Parallel Training Optimization

We use hybrid optimization to train the 🐸STT model across multiple GPUs on a single host. Parallel optimization can take on various forms. For example one can use asynchronous updates of the model, synchronous updates of the model, or some combination of the two.

Asynchronous Parallel Optimization

In asynchronous parallel optimization, for example, one places the model initially in CPU memory. Then each of the \(G\) GPUs obtains a mini-batch of data along with the current model parameters. Using this mini-batch each GPU then computes the gradients for all model parameters and sends these gradients back to the CPU when the GPU is done with its mini-batch. The CPU then asynchronously updates the model parameters whenever it receives a set of gradients from a GPU.

Asynchronous parallel optimization has several advantages and several disadvantages. One large advantage is throughput. No GPU will ever be waiting idle. When a GPU is done processing a mini-batch, it can immediately obtain the next mini-batch to process. It never has to wait on other GPUs to finish their mini-batch. However, this means that the model updates will also be asynchronous which can have problems.

For example, one may have model parameters \(W\) on the CPU and send mini-batch \(n\) to GPU 1 and send mini-batch \(n+1\) to GPU 2. As processing is asynchronous, GPU 2 may finish before GPU 1 and thus update the CPU’s model parameters \(W\) with its gradients \(\Delta W_{n+1}(W)\), where the subscript \(n+1\) identifies the mini-batch and the argument \(W\) the location at which the gradient was evaluated.

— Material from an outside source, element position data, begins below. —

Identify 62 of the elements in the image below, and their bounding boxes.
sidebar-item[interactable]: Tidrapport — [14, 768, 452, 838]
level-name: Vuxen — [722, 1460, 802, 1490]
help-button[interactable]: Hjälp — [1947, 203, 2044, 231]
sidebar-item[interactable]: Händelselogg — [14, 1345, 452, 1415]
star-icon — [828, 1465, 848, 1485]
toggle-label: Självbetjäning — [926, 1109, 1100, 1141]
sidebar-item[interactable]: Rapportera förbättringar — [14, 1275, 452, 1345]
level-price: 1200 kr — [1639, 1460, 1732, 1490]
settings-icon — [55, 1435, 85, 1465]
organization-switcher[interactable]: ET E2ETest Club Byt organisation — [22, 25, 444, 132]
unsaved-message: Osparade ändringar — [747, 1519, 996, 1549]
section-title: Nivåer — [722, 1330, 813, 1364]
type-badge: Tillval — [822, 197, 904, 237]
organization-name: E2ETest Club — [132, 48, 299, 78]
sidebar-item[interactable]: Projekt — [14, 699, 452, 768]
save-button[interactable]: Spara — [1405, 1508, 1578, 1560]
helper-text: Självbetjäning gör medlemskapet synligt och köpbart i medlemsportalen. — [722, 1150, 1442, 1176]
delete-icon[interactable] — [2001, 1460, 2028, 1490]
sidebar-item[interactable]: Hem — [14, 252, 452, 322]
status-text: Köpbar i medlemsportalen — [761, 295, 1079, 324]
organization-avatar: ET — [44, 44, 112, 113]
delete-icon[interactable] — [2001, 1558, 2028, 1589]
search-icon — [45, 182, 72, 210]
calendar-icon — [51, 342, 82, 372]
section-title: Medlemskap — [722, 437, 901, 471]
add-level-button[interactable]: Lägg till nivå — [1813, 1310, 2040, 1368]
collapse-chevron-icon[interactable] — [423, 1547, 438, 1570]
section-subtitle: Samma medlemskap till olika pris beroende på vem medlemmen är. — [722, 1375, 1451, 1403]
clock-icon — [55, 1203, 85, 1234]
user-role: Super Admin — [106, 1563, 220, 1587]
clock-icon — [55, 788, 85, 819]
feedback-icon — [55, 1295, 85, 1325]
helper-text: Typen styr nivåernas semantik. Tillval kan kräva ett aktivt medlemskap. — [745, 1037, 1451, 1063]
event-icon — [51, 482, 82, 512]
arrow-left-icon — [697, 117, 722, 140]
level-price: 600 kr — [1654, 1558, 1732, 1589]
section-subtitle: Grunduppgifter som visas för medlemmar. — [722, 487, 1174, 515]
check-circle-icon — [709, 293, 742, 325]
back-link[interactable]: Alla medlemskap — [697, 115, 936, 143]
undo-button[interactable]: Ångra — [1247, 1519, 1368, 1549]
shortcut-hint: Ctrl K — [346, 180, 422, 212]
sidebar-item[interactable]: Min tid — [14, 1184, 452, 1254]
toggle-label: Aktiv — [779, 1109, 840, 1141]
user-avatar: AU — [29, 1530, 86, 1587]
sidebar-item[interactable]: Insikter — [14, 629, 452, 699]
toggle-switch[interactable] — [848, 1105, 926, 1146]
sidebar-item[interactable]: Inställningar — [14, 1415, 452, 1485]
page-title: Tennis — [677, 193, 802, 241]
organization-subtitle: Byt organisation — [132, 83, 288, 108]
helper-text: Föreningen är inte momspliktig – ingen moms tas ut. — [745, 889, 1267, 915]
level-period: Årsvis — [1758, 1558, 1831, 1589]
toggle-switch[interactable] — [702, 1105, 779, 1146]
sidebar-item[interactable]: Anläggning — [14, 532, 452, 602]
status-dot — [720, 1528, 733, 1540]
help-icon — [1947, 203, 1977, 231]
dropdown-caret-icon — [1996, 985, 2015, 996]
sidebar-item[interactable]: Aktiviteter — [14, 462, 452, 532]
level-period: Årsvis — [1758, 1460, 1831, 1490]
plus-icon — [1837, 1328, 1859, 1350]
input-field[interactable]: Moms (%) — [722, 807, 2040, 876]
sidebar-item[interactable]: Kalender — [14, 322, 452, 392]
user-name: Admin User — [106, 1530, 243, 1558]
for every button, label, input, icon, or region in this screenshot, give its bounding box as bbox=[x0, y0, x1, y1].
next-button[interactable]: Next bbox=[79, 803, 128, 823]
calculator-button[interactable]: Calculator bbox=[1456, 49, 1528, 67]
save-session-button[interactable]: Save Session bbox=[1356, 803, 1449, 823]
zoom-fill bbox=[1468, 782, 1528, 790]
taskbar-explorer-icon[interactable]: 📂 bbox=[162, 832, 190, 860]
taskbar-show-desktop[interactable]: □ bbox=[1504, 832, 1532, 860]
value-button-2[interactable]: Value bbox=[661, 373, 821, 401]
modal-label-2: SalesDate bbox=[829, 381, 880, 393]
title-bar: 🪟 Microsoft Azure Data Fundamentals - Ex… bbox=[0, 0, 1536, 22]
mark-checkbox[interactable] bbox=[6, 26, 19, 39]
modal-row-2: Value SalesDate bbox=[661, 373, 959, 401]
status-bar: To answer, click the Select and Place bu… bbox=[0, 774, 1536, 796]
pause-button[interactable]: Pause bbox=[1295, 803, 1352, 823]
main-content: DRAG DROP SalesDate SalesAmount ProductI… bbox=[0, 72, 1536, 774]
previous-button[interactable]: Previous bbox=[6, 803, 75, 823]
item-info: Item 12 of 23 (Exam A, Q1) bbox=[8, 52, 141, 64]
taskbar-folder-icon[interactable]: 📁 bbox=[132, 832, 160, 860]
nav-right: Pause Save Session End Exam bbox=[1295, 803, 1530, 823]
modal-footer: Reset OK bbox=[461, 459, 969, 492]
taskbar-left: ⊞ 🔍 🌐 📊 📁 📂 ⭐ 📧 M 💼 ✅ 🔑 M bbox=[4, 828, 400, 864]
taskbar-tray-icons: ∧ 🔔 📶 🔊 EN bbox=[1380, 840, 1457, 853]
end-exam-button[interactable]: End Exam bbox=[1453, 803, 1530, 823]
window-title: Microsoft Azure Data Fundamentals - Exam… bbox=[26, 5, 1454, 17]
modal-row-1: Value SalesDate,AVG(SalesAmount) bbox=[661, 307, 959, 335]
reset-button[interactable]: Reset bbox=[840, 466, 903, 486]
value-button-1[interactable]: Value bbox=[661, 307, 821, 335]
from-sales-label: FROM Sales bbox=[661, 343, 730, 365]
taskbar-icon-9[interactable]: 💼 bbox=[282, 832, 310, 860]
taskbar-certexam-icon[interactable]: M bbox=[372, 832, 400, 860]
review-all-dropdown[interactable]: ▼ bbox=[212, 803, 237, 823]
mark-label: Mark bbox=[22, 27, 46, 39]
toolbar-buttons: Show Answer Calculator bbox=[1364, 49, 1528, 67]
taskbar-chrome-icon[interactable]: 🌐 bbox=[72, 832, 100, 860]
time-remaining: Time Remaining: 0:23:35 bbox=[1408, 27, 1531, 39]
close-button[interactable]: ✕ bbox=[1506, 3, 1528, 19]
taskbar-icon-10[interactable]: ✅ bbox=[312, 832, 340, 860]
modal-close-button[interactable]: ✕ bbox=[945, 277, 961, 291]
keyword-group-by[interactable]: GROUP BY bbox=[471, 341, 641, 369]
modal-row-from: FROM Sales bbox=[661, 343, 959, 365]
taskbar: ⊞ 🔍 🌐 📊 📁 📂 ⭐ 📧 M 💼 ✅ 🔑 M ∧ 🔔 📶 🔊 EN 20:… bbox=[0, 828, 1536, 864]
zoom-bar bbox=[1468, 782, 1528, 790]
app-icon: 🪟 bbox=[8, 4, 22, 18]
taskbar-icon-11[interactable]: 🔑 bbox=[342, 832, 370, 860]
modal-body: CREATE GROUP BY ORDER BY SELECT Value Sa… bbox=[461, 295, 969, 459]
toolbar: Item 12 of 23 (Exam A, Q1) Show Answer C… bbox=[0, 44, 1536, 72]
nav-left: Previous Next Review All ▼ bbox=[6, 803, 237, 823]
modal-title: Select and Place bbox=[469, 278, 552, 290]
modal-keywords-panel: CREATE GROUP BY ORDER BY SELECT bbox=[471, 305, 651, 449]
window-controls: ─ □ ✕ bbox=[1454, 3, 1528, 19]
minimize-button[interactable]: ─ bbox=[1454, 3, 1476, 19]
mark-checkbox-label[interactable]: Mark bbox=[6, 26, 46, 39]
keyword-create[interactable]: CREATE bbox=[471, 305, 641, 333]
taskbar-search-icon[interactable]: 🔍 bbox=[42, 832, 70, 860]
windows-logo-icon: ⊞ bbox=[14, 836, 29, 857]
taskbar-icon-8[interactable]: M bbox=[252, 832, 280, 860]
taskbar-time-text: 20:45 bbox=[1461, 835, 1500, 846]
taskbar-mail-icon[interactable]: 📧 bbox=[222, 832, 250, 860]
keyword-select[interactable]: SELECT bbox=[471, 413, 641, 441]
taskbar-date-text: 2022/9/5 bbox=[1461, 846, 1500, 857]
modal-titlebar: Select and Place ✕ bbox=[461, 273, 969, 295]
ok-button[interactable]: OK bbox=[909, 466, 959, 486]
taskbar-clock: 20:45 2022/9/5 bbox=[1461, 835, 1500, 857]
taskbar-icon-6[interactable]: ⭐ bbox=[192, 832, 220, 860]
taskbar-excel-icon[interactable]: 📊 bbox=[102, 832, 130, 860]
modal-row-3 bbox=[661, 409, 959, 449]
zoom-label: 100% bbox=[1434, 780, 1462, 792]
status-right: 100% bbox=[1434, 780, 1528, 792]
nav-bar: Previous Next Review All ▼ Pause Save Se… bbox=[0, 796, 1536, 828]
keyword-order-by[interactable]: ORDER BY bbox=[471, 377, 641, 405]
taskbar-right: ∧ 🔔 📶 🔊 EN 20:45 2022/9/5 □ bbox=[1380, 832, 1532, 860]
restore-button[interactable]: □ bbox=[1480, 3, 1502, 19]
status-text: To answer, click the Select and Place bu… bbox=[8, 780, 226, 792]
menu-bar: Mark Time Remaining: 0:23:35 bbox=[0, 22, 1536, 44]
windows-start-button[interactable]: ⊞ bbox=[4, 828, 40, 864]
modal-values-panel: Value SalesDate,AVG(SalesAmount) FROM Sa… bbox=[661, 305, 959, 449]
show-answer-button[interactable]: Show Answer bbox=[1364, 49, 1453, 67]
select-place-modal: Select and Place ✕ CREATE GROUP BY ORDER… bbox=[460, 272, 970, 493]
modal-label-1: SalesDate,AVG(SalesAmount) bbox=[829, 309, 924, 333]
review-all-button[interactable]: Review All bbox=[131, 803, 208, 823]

This results in the new model parameters:

\[W + \Delta W_{n+1}(W).\]

Next GPU 1 could finish with its mini-batch and update the parameters to

\[W + \Delta W_{n+1}(W) + \Delta W_{n}(W).\]

The problem with this is that \(\Delta W_{n}(W)\) is evaluated at \(W\) and not \(W + \Delta W_{n+1}(W)\). Hence, the direction of the gradient \(\Delta W_{n}(W)\) is slightly incorrect as it is evaluated at the wrong location. This can be counteracted through synchronous updates of model, but this is also problematic.

Synchronous Optimization

Synchronous optimization solves the problem we saw above. In synchronous optimization, one places the model initially in CPU memory. Then one of the G GPUs is given a mini-batch of data along with the current model parameters. Using the mini-batch the GPU computes the gradients for all model parameters and sends the gradients back to the CPU. The CPU then updates the model parameters and starts the process of sending out the next mini-batch.

As on can readily see, synchronous optimization does not have the problem we found in the last section, that of incorrect gradients. However, synchronous optimization can only make use of a single GPU at a time. So, when we have a multi-GPU setup, \(G > 1\), all but one of the GPUs will remain idle, which is unacceptable. However, there is a third alternative which is combines the advantages of asynchronous and synchronous optimization.

Hybrid Parallel Optimization

Hybrid parallel optimization combines most of the benefits of asynchronous and synchronous optimization. It allows for multiple GPUs to be used, but does not suffer from the incorrect gradient problem exhibited by asynchronous optimization.

In hybrid parallel optimization one places the model initially in CPU memory. Then, as in asynchronous optimization, each of the \(G\) GPUs obtains a mini-batch of data along with the current model parameters. Using the mini-batch each of the GPUs then computes the gradients for all model parameters and sends these gradients back to the CPU. Now, in contrast to asynchronous optimization, the CPU waits until each GPU is finished with its mini-batch then takes the mean of all the gradients from the \(G\) GPUs and updates the model with this mean gradient.

Image shows a diagram with arrows displaying the flow of information between devices during training. A CPU device sends weights and gradients to one or more GPU devices, which run an optimization step and then return the new parameters to the CPU, which averages them and starts a new training iteration.

Hybrid parallel optimization has several advantages and few disadvantages. As in asynchronous parallel optimization, hybrid parallel optimization allows for one to use multiple GPUs in parallel. Furthermore, unlike asynchronous parallel optimization, the incorrect gradient problem is not present here. In fact, hybrid parallel optimization performs as if one is working with a single mini-batch which is \(G\) times the size of a mini-batch handled by a single GPU. However, hybrid parallel optimization is not perfect. If one GPU is slower than all the others in completing its mini-batch, all other GPUs will have to sit idle until this straggler finishes with its mini-batch. This hurts throughput. But, if all GPUs are of the same make and model, this problem should be minimized.

So, relatively speaking, hybrid parallel optimization seems the have more advantages and fewer disadvantages as compared to both asynchronous and synchronous optimization. So, we will, for our work, use this hybrid model.

Adam Optimization

In contrast to Deep Speech: Scaling up end-to-end speech recognition, in which Nesterov’s Accelerated Gradient Descent was used, we use the Adam method for optimization, because in our experience the latter requires less fine-tuning.